This randomized controlled clinical trial will test a blended intervention that combines Executive Function Training with Cognitive-Behavioral Skills Training (E-CBSST). E-CBSST will be delivered to adults with late-life schizophrenia to determine if it increases Cognitive Behavioral Social Skills Training skills learning more than a supportive contact control condition and leads to improved functioning.
Optimizing Cognitive Behavioral Social Skills Training With Executive Function Training for Older Adults With Schizophrenia
Older adults with schizophrenia are at risk for cognitive and functional decline leading to premature institutionalization. A large and increasing number of older people with schizophrenia will need more effective services.

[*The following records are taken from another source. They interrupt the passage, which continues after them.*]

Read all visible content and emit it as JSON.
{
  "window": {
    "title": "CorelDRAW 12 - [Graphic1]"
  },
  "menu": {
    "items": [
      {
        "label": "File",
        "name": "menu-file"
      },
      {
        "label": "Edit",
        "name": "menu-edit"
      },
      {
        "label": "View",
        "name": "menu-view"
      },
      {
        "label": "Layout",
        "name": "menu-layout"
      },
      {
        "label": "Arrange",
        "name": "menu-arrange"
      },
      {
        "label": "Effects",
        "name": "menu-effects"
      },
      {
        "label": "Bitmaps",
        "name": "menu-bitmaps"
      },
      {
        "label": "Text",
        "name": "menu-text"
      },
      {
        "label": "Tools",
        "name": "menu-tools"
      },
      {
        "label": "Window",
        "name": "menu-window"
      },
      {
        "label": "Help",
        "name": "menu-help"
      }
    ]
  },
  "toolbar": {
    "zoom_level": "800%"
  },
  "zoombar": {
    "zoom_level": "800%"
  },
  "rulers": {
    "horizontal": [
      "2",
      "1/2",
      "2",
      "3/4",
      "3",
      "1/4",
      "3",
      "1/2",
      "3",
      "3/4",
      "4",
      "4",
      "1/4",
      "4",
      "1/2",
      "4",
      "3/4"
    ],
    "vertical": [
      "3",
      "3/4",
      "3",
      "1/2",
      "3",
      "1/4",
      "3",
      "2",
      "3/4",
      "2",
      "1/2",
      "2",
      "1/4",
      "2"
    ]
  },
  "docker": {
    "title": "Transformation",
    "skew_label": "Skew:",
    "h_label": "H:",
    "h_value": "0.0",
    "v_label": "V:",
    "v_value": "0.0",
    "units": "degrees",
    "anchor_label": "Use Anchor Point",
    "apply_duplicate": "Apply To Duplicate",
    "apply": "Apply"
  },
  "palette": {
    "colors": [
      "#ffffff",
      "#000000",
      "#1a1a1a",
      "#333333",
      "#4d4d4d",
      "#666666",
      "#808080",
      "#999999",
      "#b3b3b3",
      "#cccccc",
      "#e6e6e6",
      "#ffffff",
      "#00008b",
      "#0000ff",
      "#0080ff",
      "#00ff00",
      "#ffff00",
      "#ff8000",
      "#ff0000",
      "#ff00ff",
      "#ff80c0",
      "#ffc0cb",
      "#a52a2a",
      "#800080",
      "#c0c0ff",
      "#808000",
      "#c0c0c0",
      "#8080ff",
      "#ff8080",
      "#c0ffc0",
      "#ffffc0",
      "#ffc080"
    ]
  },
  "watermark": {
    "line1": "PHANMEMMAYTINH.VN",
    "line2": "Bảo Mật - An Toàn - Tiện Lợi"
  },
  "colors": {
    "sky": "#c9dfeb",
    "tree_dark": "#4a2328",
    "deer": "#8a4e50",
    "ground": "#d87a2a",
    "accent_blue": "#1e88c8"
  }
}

The investigators previously tested a blended intervention that combines Executive Function Training (EFT) with Cognitive-Behavioral Skills Training (E-CBSST) and determined its efficacy for improving Cognitive Behavioral Social Skills Training (CBSST) learning and preventing functional decline in people with schizophrenia. CBSST combines Cognitive Behavioral Therapy (CBT), Social Skills Training (SST), and problem-solving intervention modules in an 18-session, group-delivered intervention that is repeated to practice the skills for a total of 36 sessions. In an open trial, 54 participants with schizophrenia or schizoaffective disorder age 60 or older were enrolled to receive E-CBSST for 20 weeks. E-CBSST included an initial 2-week course of EFT that included 3 sessions per week of computerized exercises and strategy monitoring using a worksheet and assistance from a therapist. Participants then completed 2 cycles of E-CBSST with 18 sessions each cycle, delivered twice a week, during which participants received brief EFT at the start of CBSST group sessions. Results from this open trial showed that E-CBSST was feasible with acceptable retention and increased CBSST skills learning.

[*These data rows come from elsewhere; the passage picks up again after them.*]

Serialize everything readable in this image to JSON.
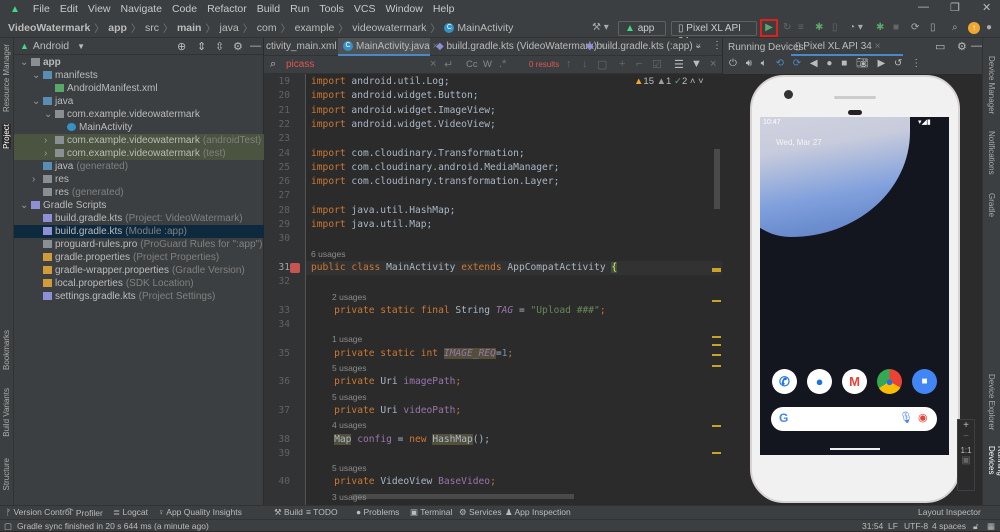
{
  "menu": {
    "items": [
      "File",
      "Edit",
      "View",
      "Navigate",
      "Code",
      "Refactor",
      "Build",
      "Run",
      "Tools",
      "VCS",
      "Window",
      "Help"
    ]
  },
  "breadcrumb": [
    "VideoWatermark",
    "app",
    "src",
    "main",
    "java",
    "com",
    "example",
    "videowatermark",
    "MainActivity"
  ],
  "toolbar": {
    "config": "app",
    "device": "Pixel XL API 34",
    "run_tooltip": "Run"
  },
  "colors": {
    "accent": "#4a88c7",
    "run_highlight": "#e0201b",
    "android_green": "#3ddc84"
  },
  "project": {
    "view": "Android",
    "tree": [
      {
        "label": "app",
        "hint": "",
        "indent": 0,
        "arrow": "v",
        "icon": "module",
        "bold": true
      },
      {
        "label": "manifests",
        "hint": "",
        "indent": 1,
        "arrow": "v",
        "icon": "folder"
      },
      {
        "label": "AndroidManifest.xml",
        "hint": "",
        "indent": 2,
        "arrow": "",
        "icon": "xml"
      },
      {
        "label": "java",
        "hint": "",
        "indent": 1,
        "arrow": "v",
        "icon": "folder"
      },
      {
        "label": "com.example.videowatermark",
        "hint": "",
        "indent": 2,
        "arrow": "v",
        "icon": "package"
      },
      {
        "label": "MainActivity",
        "hint": "",
        "indent": 3,
        "arrow": "",
        "icon": "class"
      },
      {
        "label": "com.example.videowatermark",
        "hint": "(androidTest)",
        "indent": 2,
        "arrow": ">",
        "icon": "package",
        "green": true
      },
      {
        "label": "com.example.videowatermark",
        "hint": "(test)",
        "indent": 2,
        "arrow": ">",
        "icon": "package",
        "green": true
      },
      {
        "label": "java",
        "hint": "(generated)",
        "indent": 1,
        "arrow": "",
        "icon": "folder-gen"
      },
      {
        "label": "res",
        "hint": "",
        "indent": 1,
        "arrow": ">",
        "icon": "res"
      },
      {
        "label": "res",
        "hint": "(generated)",
        "indent": 1,
        "arrow": "",
        "icon": "res"
      },
      {
        "label": "Gradle Scripts",
        "hint": "",
        "indent": 0,
        "arrow": "v",
        "icon": "gradle"
      },
      {
        "label": "build.gradle.kts",
        "hint": "(Project: VideoWatermark)",
        "indent": 1,
        "arrow": "",
        "icon": "gradle"
      },
      {
        "label": "build.gradle.kts",
        "hint": "(Module :app)",
        "indent": 1,
        "arrow": "",
        "icon": "gradle",
        "selected": true
      },
      {
        "label": "proguard-rules.pro",
        "hint": "(ProGuard Rules for \":app\")",
        "indent": 1,
        "arrow": "",
        "icon": "file"
      },
      {
        "label": "gradle.properties",
        "hint": "(Project Properties)",
        "indent": 1,
        "arrow": "",
        "icon": "props"
      },
      {
        "label": "gradle-wrapper.properties",
        "hint": "(Gradle Version)",
        "indent": 1,
        "arrow": "",
        "icon": "props"
      },
      {
        "label": "local.properties",
        "hint": "(SDK Location)",
        "indent": 1,
        "arrow": "",
        "icon": "props"
      },
      {
        "label": "settings.gradle.kts",
        "hint": "(Project Settings)",
        "indent": 1,
        "arrow": "",
        "icon": "gradle"
      }
    ]
  },
  "left_stripe": [
    "Resource Manager",
    "Project",
    "Bookmarks",
    "Build Variants",
    "Structure"
  ],
  "right_stripe": [
    "Device Manager",
    "Notifications",
    "Gradle",
    "Device Explorer",
    "Running Devices"
  ],
  "tabs": [
    "ctivity_main.xml",
    "MainActivity.java",
    "build.gradle.kts (VideoWatermark)",
    "build.gradle.kts (:app)"
  ],
  "search": {
    "query": "picass",
    "results": "0 results",
    "options": [
      "Cc",
      "W"
    ]
  },
  "inspections": {
    "warnings": "15",
    "weak_warnings": "1",
    "typos": "2"
  },
  "code": [
    {
      "ln": "19",
      "tokens": [
        [
          "import",
          "k"
        ],
        [
          " android.util.Log;",
          "t"
        ]
      ]
    },
    {
      "ln": "20",
      "tokens": [
        [
          "import",
          "k"
        ],
        [
          " android.widget.Button;",
          "t"
        ]
      ]
    },
    {
      "ln": "21",
      "tokens": [
        [
          "import",
          "k"
        ],
        [
          " android.widget.ImageView;",
          "t"
        ]
      ]
    },
    {
      "ln": "22",
      "tokens": [
        [
          "import",
          "k"
        ],
        [
          " android.widget.VideoView;",
          "t"
        ]
      ]
    },
    {
      "ln": "23",
      "tokens": []
    },
    {
      "ln": "24",
      "tokens": [
        [
          "import",
          "k"
        ],
        [
          " com.cloudinary.Transformation;",
          "t"
        ]
      ]
    },
    {
      "ln": "25",
      "tokens": [
        [
          "import",
          "k"
        ],
        [
          " com.cloudinary.android.MediaManager;",
          "t"
        ]
      ]
    },
    {
      "ln": "26",
      "tokens": [
        [
          "import",
          "k"
        ],
        [
          " com.cloudinary.transformation.Layer;",
          "t"
        ]
      ]
    },
    {
      "ln": "27",
      "tokens": []
    },
    {
      "ln": "28",
      "tokens": [
        [
          "import",
          "k"
        ],
        [
          " java.util.HashMap;",
          "t"
        ]
      ]
    },
    {
      "ln": "29",
      "tokens": [
        [
          "import",
          "k"
        ],
        [
          " java.util.Map;",
          "t"
        ]
      ]
    },
    {
      "ln": "30",
      "tokens": []
    },
    {
      "usage": "6 usages"
    },
    {
      "ln": "31",
      "cur": true,
      "tokens": [
        [
          "public class ",
          "k"
        ],
        [
          "MainActivity ",
          "t"
        ],
        [
          "extends ",
          "k"
        ],
        [
          "AppCompatActivity ",
          "t"
        ],
        [
          "{",
          "br"
        ]
      ]
    },
    {
      "ln": "32",
      "tokens": []
    },
    {
      "usage": "2 usages",
      "indent": true
    },
    {
      "ln": "33",
      "tokens": [
        [
          "    private static final ",
          "k"
        ],
        [
          "String ",
          "t"
        ],
        [
          "TAG",
          "fi2"
        ],
        [
          " = ",
          "t"
        ],
        [
          "\"Upload ###\"",
          "s"
        ],
        [
          ";",
          "k"
        ]
      ]
    },
    {
      "ln": "34",
      "tokens": []
    },
    {
      "usage": "1 usage",
      "indent": true
    },
    {
      "ln": "35",
      "tokens": [
        [
          "    private static int ",
          "k"
        ],
        [
          "IMAGE_REQ",
          "fi"
        ],
        [
          "=",
          "t"
        ],
        [
          "1",
          "n"
        ],
        [
          ";",
          "k"
        ]
      ]
    },
    {
      "usage": "5 usages",
      "indent": true
    },
    {
      "ln": "36",
      "tokens": [
        [
          "    private ",
          "k"
        ],
        [
          "Uri ",
          "t"
        ],
        [
          "imagePath",
          "f"
        ],
        [
          ";",
          "k"
        ]
      ]
    },
    {
      "usage": "5 usages",
      "indent": true
    },
    {
      "ln": "37",
      "tokens": [
        [
          "    private ",
          "k"
        ],
        [
          "Uri ",
          "t"
        ],
        [
          "videoPath",
          "f"
        ],
        [
          ";",
          "k"
        ]
      ]
    },
    {
      "usage": "4 usages",
      "indent": true
    },
    {
      "ln": "38",
      "tokens": [
        [
          "    ",
          "t"
        ],
        [
          "Map",
          "hl"
        ],
        [
          " ",
          "t"
        ],
        [
          "config",
          "f"
        ],
        [
          " = ",
          "t"
        ],
        [
          "new ",
          "k"
        ],
        [
          "HashMap",
          "hl"
        ],
        [
          "();",
          "t"
        ]
      ]
    },
    {
      "ln": "39",
      "tokens": []
    },
    {
      "usage": "5 usages",
      "indent": true
    },
    {
      "ln": "40",
      "tokens": [
        [
          "    private ",
          "k"
        ],
        [
          "VideoView ",
          "t"
        ],
        [
          "BaseVideo",
          "f"
        ],
        [
          ";",
          "k"
        ]
      ]
    },
    {
      "usage": "3 usages",
      "indent": true
    }
  ],
  "running_devices": {
    "label": "Running Devices:",
    "tab": "Pixel XL API 34"
  },
  "phone": {
    "time": "10:47",
    "date": "Wed, Mar 27",
    "zoom_actual": "1:1"
  },
  "bottom_tools": [
    "Version Control",
    "Profiler",
    "Logcat",
    "App Quality Insights",
    "Build",
    "TODO",
    "Problems",
    "Terminal",
    "Services",
    "App Inspection"
  ],
  "layout_inspector": "Layout Inspector",
  "status": {
    "message": "Gradle sync finished in 20 s 644 ms (a minute ago)",
    "position": "31:54",
    "line_sep": "LF",
    "encoding": "UTF-8",
    "indent": "4 spaces"
  }
}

The current study will compare E-CBSST to a control condition combining supportive contact with EFT (E-SC) in a randomized clinical trial. The study aims include confirming target engagement by showing that E-CBSST enhances CBSST skills learning to a greater extent than E-SC and to determine whether functioning improves significantly in E-CBSST and to a greater extent than E-SC. The same 2-cycle dose of E-CBSST from the open trial will be used and E-SC will deliver the same number of EFT and supportive contact sessions. Outcome assessments will be administered at baseline, after the Executive Function Training course (Week 3), after the first cycle of E-CBSST (Week 13; mid-trial), after the end of the second cycle (Week 23; end-trial), and following a 9-month post-treatment follow-up period.
E-CBSST could become an evidence-based intervention that enhances and not only maintains function and, in turn, reduces personal and societal burden. If successful, the next logical step would be a confirmatory effectiveness trial in a larger sample.